5 innovations for electrical grids
The tipping point.
It is now widely acknowledged that the electrification of the world is one of the most impactful levers to address the challenges of climate change. Yet, sustainable electrification will not happen without efficient, resilient, flexible, and reliable power grids.
Yet, it seems a tipping point was reached. Policymakers have realized that grids must undergo massive transformation and investments to avoid becoming the bottleneck of the energy transition.
Modernization programs are becoming increasingly urgent as the grid that a decarbonized and electrified world needs differs greatly from the grids built post World War II and on which we still rely today.
Operating the grid of tomorrow implies that Distribution System Operators (DSO) will need to address four pressing challenges : integrate renewable energy sources, avoid risks of blackouts by reaching new reliability standards, transition to a grid of digital objects with sensors and software powered by algorithms (AI), and cope with a context where scarcity in financing power, the human workforce, and raw material supply will become the norm.
Five key innovations will play a central role in this transformation.
Virtual Power Plants and ADMS/DERMS
Virtual Power Plants (VPPs) as well as ADMS (Advanced Distribution Management System) and DERMS (Distributed Energy Resource Management System), will help balance power grids, reduce energy costs and improve grid reliability and efficiency.

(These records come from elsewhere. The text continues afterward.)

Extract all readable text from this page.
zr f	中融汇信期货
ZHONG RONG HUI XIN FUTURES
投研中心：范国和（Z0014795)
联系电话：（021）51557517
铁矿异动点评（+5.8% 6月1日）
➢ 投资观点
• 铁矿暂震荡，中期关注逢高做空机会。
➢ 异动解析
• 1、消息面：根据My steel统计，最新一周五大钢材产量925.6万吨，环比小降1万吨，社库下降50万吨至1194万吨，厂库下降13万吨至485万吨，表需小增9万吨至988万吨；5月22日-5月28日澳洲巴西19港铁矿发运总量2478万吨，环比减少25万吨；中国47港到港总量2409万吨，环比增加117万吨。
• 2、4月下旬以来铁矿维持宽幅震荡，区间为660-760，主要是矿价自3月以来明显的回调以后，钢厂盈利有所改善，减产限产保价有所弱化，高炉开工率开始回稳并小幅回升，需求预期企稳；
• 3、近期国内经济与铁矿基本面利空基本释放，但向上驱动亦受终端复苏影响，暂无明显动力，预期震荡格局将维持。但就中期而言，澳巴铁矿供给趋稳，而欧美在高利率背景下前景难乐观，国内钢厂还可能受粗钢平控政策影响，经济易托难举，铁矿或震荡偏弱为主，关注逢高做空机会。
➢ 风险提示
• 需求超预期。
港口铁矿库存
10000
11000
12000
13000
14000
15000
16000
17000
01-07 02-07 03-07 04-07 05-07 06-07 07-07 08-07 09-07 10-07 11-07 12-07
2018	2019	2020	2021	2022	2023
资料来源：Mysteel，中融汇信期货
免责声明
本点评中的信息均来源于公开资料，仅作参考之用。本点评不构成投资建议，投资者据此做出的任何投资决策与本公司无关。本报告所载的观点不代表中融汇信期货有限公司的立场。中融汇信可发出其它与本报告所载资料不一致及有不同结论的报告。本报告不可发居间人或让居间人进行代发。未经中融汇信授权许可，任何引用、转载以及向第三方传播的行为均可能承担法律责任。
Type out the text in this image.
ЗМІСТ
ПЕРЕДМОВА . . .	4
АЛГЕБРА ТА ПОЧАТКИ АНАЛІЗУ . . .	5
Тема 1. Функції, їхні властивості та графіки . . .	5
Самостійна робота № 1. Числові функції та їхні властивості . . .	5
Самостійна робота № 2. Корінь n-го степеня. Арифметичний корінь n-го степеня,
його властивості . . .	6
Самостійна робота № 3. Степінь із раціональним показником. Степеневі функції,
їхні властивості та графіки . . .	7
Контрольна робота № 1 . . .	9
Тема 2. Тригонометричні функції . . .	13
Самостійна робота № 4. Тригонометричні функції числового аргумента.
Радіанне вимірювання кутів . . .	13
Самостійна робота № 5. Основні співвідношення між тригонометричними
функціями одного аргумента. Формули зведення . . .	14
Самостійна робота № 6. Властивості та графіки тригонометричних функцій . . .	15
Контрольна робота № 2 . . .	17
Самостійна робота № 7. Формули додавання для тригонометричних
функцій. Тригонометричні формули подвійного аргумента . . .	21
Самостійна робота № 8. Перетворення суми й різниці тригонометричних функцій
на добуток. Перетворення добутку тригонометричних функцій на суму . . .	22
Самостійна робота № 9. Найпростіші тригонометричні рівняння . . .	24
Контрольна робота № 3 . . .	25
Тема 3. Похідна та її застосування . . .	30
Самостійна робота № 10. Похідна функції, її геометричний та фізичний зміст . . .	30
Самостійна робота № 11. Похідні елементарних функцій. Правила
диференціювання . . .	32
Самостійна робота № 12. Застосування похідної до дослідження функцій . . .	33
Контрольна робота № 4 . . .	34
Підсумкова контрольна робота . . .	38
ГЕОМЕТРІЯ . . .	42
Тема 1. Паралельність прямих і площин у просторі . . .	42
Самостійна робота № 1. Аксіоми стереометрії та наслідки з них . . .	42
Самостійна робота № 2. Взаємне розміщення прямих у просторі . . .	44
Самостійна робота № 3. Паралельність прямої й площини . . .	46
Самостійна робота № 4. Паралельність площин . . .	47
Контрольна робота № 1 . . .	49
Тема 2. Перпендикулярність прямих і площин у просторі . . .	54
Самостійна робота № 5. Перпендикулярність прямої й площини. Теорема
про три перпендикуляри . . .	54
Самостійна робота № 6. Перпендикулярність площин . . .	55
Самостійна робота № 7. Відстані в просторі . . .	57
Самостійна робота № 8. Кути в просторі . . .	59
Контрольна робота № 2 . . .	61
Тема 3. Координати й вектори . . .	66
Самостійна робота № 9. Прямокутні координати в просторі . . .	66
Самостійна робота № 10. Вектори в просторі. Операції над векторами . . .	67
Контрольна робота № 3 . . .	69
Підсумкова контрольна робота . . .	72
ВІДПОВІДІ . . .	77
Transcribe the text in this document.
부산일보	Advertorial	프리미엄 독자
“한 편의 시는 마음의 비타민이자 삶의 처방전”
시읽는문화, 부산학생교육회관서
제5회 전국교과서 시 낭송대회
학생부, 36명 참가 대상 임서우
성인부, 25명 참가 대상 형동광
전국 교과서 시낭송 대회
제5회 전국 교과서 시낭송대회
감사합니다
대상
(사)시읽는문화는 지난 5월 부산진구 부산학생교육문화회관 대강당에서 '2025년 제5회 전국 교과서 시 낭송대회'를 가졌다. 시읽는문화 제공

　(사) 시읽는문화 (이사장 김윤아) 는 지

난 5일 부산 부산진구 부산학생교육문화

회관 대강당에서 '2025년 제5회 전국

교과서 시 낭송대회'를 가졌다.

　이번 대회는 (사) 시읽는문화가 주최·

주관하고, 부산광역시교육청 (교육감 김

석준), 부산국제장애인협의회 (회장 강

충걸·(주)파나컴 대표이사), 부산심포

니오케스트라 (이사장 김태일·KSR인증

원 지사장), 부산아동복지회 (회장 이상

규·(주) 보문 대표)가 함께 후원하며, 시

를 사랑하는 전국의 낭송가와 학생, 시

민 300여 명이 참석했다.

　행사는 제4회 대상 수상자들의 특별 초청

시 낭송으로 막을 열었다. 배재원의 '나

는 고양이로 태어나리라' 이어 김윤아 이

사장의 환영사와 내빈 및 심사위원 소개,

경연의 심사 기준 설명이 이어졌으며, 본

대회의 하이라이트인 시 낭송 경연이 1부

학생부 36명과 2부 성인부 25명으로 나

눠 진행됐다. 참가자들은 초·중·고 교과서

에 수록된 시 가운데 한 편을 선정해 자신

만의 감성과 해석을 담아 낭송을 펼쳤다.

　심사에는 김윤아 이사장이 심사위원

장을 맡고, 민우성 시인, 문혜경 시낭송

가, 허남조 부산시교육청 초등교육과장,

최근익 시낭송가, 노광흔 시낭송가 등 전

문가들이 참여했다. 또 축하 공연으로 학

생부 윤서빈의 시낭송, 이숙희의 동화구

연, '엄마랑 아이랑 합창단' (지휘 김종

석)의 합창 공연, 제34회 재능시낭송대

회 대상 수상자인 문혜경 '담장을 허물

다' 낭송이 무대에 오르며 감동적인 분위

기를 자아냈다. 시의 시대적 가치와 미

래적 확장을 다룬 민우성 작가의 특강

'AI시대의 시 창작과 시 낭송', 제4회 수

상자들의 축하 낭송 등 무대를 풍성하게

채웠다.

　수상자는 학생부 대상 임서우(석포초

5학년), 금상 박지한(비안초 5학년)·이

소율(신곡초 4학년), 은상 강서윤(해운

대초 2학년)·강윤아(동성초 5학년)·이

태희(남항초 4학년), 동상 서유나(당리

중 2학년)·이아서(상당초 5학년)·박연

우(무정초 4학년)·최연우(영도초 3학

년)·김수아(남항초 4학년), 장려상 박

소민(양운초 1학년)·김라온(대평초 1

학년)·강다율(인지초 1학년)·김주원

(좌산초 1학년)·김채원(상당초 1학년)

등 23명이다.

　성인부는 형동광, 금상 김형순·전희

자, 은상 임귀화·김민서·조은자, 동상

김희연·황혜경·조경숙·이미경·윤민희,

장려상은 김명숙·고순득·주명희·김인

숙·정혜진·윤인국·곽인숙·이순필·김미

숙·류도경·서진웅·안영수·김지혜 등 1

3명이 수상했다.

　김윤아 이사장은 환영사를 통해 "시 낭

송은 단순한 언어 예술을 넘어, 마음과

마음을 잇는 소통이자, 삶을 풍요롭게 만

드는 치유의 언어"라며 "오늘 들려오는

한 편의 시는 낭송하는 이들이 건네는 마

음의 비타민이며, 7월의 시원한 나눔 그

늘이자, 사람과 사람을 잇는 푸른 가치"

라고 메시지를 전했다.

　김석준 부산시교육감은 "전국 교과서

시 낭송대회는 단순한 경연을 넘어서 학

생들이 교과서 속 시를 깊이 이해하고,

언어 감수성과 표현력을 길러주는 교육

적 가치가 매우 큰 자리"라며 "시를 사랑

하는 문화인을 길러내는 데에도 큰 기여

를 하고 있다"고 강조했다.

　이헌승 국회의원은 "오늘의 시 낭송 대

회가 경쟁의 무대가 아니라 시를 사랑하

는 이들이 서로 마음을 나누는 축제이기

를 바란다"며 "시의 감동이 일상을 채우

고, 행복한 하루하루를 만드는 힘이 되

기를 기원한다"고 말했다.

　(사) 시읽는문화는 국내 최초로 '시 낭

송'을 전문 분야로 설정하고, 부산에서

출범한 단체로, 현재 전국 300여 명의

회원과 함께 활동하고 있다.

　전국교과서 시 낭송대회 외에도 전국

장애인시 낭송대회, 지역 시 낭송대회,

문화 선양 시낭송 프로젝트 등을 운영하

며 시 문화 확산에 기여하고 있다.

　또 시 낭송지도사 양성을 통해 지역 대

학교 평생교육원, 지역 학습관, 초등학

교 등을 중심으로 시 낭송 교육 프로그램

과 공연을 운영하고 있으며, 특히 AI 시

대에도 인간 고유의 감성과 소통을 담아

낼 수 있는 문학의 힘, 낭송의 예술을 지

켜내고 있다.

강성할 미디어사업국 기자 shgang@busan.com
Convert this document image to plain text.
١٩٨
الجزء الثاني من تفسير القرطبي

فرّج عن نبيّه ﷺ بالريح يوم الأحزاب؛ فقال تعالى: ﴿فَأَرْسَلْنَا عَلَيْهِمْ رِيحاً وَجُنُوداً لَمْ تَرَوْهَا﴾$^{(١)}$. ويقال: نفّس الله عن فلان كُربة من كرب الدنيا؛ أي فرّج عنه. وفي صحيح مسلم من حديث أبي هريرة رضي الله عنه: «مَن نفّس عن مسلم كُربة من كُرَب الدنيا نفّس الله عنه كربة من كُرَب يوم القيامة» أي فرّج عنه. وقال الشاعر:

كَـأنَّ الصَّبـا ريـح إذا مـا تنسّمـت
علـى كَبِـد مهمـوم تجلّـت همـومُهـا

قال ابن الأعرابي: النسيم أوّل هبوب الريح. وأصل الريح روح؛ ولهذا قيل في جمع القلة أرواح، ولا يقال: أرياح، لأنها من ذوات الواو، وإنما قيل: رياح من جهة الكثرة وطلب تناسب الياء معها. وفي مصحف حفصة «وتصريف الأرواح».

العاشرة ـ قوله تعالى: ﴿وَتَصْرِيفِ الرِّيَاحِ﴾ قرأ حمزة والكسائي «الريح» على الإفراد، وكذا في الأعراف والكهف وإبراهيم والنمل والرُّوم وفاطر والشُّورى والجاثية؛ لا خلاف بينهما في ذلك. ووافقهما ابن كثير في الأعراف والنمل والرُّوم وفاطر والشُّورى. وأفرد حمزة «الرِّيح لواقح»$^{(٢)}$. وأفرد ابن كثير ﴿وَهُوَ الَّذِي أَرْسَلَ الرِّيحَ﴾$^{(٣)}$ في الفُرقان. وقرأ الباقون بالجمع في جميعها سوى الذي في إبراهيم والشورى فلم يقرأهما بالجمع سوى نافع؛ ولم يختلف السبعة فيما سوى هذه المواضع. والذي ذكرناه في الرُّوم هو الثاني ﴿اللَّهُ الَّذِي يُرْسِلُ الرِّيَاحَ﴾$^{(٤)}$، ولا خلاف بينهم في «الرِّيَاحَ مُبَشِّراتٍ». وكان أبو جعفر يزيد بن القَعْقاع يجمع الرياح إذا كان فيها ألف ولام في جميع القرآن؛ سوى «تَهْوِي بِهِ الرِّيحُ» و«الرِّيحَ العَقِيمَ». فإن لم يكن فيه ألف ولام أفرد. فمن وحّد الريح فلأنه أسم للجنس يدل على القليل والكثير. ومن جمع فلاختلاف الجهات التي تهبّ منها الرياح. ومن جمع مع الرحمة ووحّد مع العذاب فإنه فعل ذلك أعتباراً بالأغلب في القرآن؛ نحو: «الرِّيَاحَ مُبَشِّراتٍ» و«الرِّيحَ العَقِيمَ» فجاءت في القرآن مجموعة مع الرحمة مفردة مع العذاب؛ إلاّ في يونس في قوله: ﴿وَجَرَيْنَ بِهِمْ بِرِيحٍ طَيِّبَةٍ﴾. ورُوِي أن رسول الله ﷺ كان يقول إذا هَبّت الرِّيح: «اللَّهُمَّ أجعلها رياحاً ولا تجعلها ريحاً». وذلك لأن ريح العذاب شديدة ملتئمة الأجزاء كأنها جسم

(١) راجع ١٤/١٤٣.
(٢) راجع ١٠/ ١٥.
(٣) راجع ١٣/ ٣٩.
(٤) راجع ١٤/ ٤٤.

Such disruptive innovations will be able to orchestrate the intermittent electrical flows throughout cabling systems and their connections and ultimately create visibility on the network to make invisible flows visible.
Electricity storage systems
Energy storage systems provide grid operators with the flexibility to temporarily store the energy and release it during peak demand times, ensuring a consistent power supply and reducing the need for backup fossil fuel-based power plants.
This implies the development of new intelligent cable systems with specific safety and protections features, to optimize installation, operating and maintenance costs.
Technologies such as sensors enabling a comprehensive and granular understanding of the real conditions and dynamics of the network are crucial for operational crews and managers to make enlightened decisions not only based on experience and intuition but also based on real-time and historical data from the field. With the advent of new sensing technologies, assets such as cables systems or overhead lines that were historically considered as passive are progressively able to convey information.
The data and information that smart substations, cables and transformer monitoring systems share about their health status, the power load that they are submitted to or the environment around them are precious information for operational teams to optimize maintenance activities, identify potential fire hazards issues, or detect and localize potential outages before they even occur.
Digital Twins: Converting complexity into decisions
Digital twins are a powerful technology that enables seizing this new system complexity and making sense and meaning to the overwhelming mass of information and data the modern grid generates. They represent a revolutionary tool to foster and simplify communication and collaboration among experts and reach shared decision consensus.
In this context, Digital Twins have become the most precious tool for electricity grid asset managers to unlock the full potential of combining the data collected from their infrastructure and the wealth of know-how from the teams on the field.
Artificial Intelligence: AI eats complexity for breakfast
At the crossroads of these innovations, artificial intelligence permeates throughout most of the technologies that the modern grid ventures.
From congestion management, failure prediction, and detection of fraudulent activities to anticipating production and consumption behaviors, AI and machine learning algorithms are expected to unleash fantastic opportunities to improve grid efficiency, reliability, resilience, and security. AI strengthens the decision-making processes and enriches experience and knowledge with comprehensive information from real-world data.
It is commonly agreed that power grids are the largest machines ever built. The global grid is a web of 80 million kilometers of cables and lines, enough to go to the moon and back … one hundred times.
The energy transition that the world is engaging in order to fight climate change needs massive investments in the transmission and distribution electricity grids.
But modernizing grids is more than just a matter of adding new lines. It also means harnessing the power of innovations, which will facilitate the seamless integration of new renewable power plants, manage intermittency and variability of solar and wind energy, and exploit the full potential of digital technologies so that assets become smarter, last longer, install faster and use less energy and raw materials to produce and operate.